De Colle di Val d’Elsa à Sienne (36km)
Ce dimanche, nous quittons notre couvent pour emprunter les rues désertes de Colle Val d’Elsa, le ventre vide. Pas de possibilité de petit déjeuner, ce sont les vacances en Italie et tout est fermé. Nous marchons longtemps dans la petite banlieue puis en campagne.
Heureusement, tout pèlerin qui se respecte a toujours des petites ressources dans son sac à dos et au bout d’une bonne heure, nous nous asseyons au bord du chemin pour grignoter. C’est seulement à quatre kilomètres du but de notre étape, à Strove, que nous trouvons un café ouvert.
Nous arrivons à Abadia a Isola, là où nous devons passer la nuit, à 10 heures du matin. Pas question d’attendre l’ouverture de l’auberge à 14h30 dans ce hameau perdu. Nous prévenons donc que nous continuons notre chemin.
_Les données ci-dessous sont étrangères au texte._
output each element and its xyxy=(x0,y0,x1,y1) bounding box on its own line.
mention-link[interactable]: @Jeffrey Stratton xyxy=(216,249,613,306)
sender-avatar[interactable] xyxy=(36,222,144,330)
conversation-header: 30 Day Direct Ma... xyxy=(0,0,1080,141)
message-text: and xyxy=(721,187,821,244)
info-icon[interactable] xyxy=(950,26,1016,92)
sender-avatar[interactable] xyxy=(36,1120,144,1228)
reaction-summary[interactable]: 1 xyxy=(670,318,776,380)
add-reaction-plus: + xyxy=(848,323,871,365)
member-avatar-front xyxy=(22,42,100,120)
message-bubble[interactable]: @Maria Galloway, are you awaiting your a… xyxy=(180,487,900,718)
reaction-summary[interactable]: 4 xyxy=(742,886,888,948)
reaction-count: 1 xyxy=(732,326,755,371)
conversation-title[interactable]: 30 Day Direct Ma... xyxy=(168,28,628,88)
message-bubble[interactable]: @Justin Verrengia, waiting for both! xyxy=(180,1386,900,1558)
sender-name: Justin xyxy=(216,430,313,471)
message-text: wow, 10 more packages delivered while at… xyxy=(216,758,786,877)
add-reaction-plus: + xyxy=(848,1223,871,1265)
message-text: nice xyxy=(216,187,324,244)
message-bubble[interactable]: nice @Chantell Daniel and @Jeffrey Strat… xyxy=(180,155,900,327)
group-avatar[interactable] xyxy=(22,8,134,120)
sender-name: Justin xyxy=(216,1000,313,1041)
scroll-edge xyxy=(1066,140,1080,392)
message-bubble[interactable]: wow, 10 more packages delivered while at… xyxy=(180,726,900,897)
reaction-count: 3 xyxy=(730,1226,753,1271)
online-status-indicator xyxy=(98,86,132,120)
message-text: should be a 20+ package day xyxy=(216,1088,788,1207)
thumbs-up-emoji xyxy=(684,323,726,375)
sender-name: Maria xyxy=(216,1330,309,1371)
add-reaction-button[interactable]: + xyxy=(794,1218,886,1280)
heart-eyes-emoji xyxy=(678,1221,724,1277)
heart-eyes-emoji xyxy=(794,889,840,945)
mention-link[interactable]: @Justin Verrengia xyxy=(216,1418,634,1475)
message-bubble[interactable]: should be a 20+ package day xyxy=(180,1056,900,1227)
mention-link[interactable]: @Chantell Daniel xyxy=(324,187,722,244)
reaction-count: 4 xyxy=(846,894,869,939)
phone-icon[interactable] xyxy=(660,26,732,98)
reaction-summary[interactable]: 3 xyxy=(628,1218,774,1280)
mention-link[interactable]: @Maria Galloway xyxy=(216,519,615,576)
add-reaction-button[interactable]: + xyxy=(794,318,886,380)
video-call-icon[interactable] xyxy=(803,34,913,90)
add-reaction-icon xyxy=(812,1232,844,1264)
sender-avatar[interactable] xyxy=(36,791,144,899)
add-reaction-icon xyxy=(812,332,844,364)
Quatre kilomètres plus loin, après être passées par de beaux champs à la terre brun-rouge et une petite forêt, nous gravissons la pente raide de Monteriggioni. Je garde les sacs pendant que Monika fait son petit tour et après une demi-heure de repos, nous décidons de tenter notre chance et d’avancer sur Sienne. Le chemin est agréable, parfois accidenté, ombragé, il fait encore très chaud mais il y a de temps en temps un petit coup de vent.
Pas d’habitation. C’est alors que je me souviens qu’il y a dans le coin une pause-pèlerin à donativo où je m’étais reposée il y a trois ans. Effectivement, vers 14h30, nous arrivons à La Villa. L’endroit est toujours là mais désert alors qu’il y avait tant de vie. On nous ouvre cependant le portail électrique (nouveauté incongrue) et je retrouve mes souvenirs.
Après nous être restaurées d’une belle assiette de légumes du jardin, nous demandons de l’aide pour la nuit. Ce sera à Sienne, 16 kilomètres plus loin chez Leopoldo qui tient un petit hôtel au centre.
Nous revoilà parties pour une deuxième étape relativement agréable jusqu’aux montées rudes, interminables, éreintantes sur asphalte qui rendent l’entrée à Sienne très éprouvante. Après quelques courses dans une supérette ouverte, nous arrivons à 19h. à notre hôtel où, après une bonne douche, nous nous offrons une belle petite dinette.